— Сейчас уже нет никаких конвоев. Английские и американские торговые суда уходят в Ледовитый океан поодиночке и проскакивают незаметно.
— Мой фюрер, у меня такое впечатление, что, используя долгие полярные ночи и плохую погоду, препятствующую действиям наших подводных лодок и авиации, союзники вскоре будут опять формировать конвои. Это подтверждает концентрация судов в районе Исландии, о которой мне доложено. Тогда наши крейсера и линейные корабли могут быть задействованы.
Гитлер посмотрел на гросс-адмирала с неудовольствием. Последовало длительное молчание. Он, часто сам поступавший импульсивно — и считавший это за гениальность, — не любил, когда кто-нибудь пытался предвосхитить действия неприятеля.
— «Лютцов» надо возвратить в Германию. «Принц Ойген» после окончания ремонта останется в Киле. К вопросу о «Тирпице» вернемся в январе. Но он тоже должен возвратиться. Этим крупным кораблям потребны тысячи специалистов, а также нефть и продовольствие в больших количествах. Их артиллерия не стреляет. Матросы, орудия и боеприпасы принесли бы больше пользы на фронте, где идут ожесточенные бои. Вместе с тем требуются сотни самолетов с летчиками и наземным персоналом и десятки зенитных батарей для их прикрытия… Норвегию можно оборонять и легкими кораблями. Они смогут совершать молниеносные атаки, топить суда конвоев и быстро возвращаться на свои базы.
Гросс-адмирал молчал. Смысла возражать не было. Человек, сидевший напротив него, ничего не понимал в вопросах войны на море, и многие его представления были не более чем фантазией. В действительности все — туманы, штормы, хорошо вооруженный и упорный противник — было иначе.
Гитлер продолжил свой монолог:
— В этой войне Норвегия была и продолжает оставаться основным звеном. Именно там будет решаться ее исход.
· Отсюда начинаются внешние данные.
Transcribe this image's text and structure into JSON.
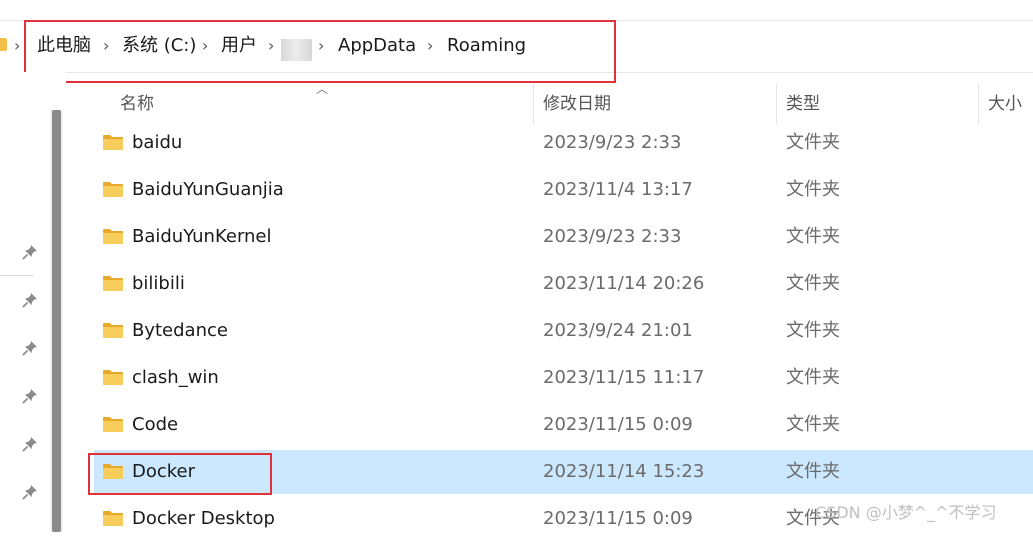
{
  "breadcrumb": {
    "items": [
      "此电脑",
      "系统 (C:)",
      "用户",
      "AppData",
      "Roaming"
    ],
    "separator": "›"
  },
  "columns": {
    "name": "名称",
    "modified": "修改日期",
    "type": "类型",
    "size": "大小"
  },
  "rows": [
    {
      "name": "baidu",
      "modified": "2023/9/23 2:33",
      "type": "文件夹"
    },
    {
      "name": "BaiduYunGuanjia",
      "modified": "2023/11/4 13:17",
      "type": "文件夹"
    },
    {
      "name": "BaiduYunKernel",
      "modified": "2023/9/23 2:33",
      "type": "文件夹"
    },
    {
      "name": "bilibili",
      "modified": "2023/11/14 20:26",
      "type": "文件夹"
    },
    {
      "name": "Bytedance",
      "modified": "2023/9/24 21:01",
      "type": "文件夹"
    },
    {
      "name": "clash_win",
      "modified": "2023/11/15 11:17",
      "type": "文件夹"
    },
    {
      "name": "Code",
      "modified": "2023/11/15 0:09",
      "type": "文件夹"
    },
    {
      "name": "Docker",
      "modified": "2023/11/14 15:23",
      "type": "文件夹",
      "selected": true
    },
    {
      "name": "Docker Desktop",
      "modified": "2023/11/15 0:09",
      "type": "文件夹"
    }
  ],
  "watermark": "CSDN @小梦^_^不学习",
  "colors": {
    "selection": "#cce8ff",
    "highlight_box": "#e0323a",
    "folder": "#f3c14a"
  }
}
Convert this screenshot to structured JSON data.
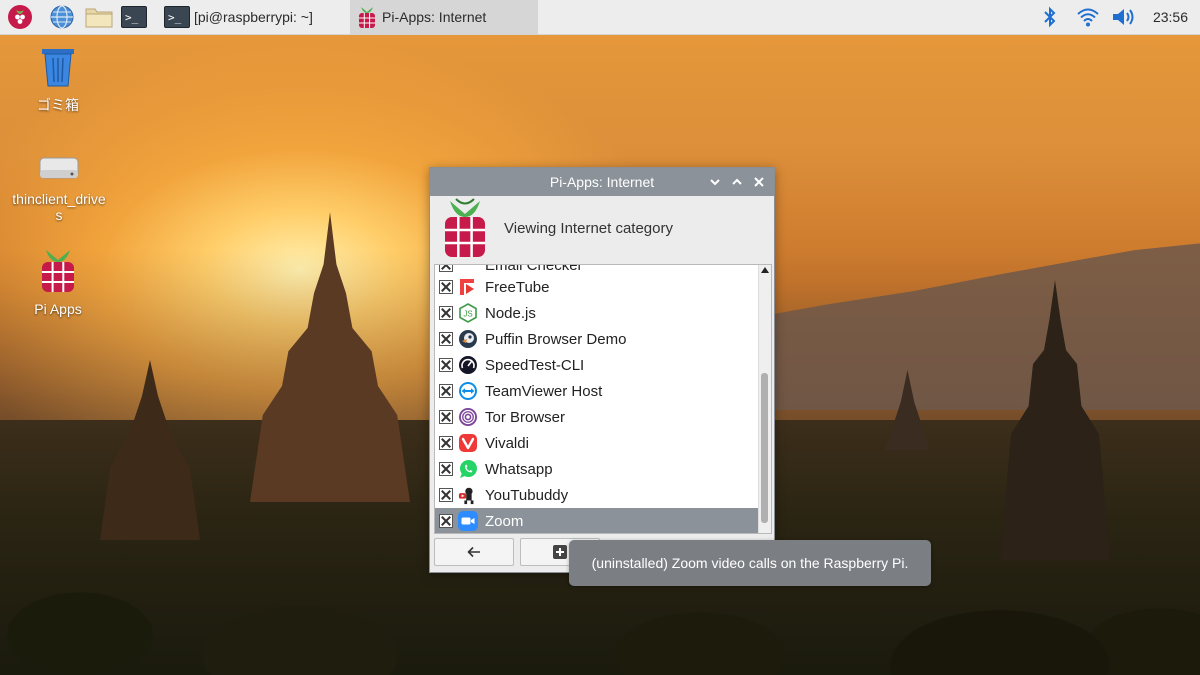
{
  "taskbar": {
    "tasks": [
      {
        "label": "[pi@raspberrypi: ~]"
      },
      {
        "label": "Pi-Apps: Internet"
      }
    ],
    "clock": "23:56"
  },
  "desktop": {
    "icons": [
      {
        "label": "ゴミ箱",
        "icon": "trash-icon"
      },
      {
        "label": "thinclient_drives",
        "icon": "drive-icon"
      },
      {
        "label": "Pi Apps",
        "icon": "raspberry-icon"
      }
    ]
  },
  "window": {
    "title": "Pi-Apps: Internet",
    "header_text": "Viewing Internet category",
    "partial_top_item": "Email Checker",
    "apps": [
      {
        "name": "FreeTube",
        "icon": "freetube-icon",
        "color": "#e53b32"
      },
      {
        "name": "Node.js",
        "icon": "nodejs-icon",
        "color": "#3f9a45"
      },
      {
        "name": "Puffin Browser Demo",
        "icon": "puffin-icon",
        "color": "#2a3a4d"
      },
      {
        "name": "SpeedTest-CLI",
        "icon": "speedtest-icon",
        "color": "#141526"
      },
      {
        "name": "TeamViewer Host",
        "icon": "teamviewer-icon",
        "color": "#0e8ee9"
      },
      {
        "name": "Tor Browser",
        "icon": "tor-icon",
        "color": "#7d4698"
      },
      {
        "name": "Vivaldi",
        "icon": "vivaldi-icon",
        "color": "#ef3939"
      },
      {
        "name": "Whatsapp",
        "icon": "whatsapp-icon",
        "color": "#25d366"
      },
      {
        "name": "YouTubuddy",
        "icon": "youtubuddy-icon",
        "color": "#d12d2d"
      },
      {
        "name": "Zoom",
        "icon": "zoom-icon",
        "color": "#2d8cff",
        "selected": true
      }
    ]
  },
  "tooltip": {
    "text": "(uninstalled) Zoom video calls on the Raspberry Pi."
  }
}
Союзники еще не отказались от плана высадки своих войск в Норвегии… На Швецию положиться нельзя… Следует иметь в виду, что полярная ночь будет благоприятствовать попытке высадки союзников… На этот случай мне хотелось бы иметь «Тирпиц» в резерве… Крупные корабли будут отныне выходить в море только по моему приказу. Во всяком случае, решение будет зависеть от меня.
Гросс-адмирал продолжал молчать. У него и прежде возникали сомнения насчет гениальности фюрера, сомнения, которые он тут же отбрасывал. Теперь же ему было абсолютно ясно, что он сидел напротив человека, одержимого навязчивой идеей, человека, взглянувшего впервые в пропасть, охваченного страхом, в появлении которого не сознавался даже самому себе, и принимающего безумные решения. Что можно ему ответить?
Было бесполезно приводить какие-либо аргументы, даже базирующиеся на опыте и фактах. Пока Гитлер не принял окончательного решения в отношении «Тирпица» и других крупных кораблей, можно было выжидать. Но вот он отдал не укладывающееся в голове распоряжение: «Крупные корабли будут отныне выходить в море только по моему приказу». Это же просто безумие!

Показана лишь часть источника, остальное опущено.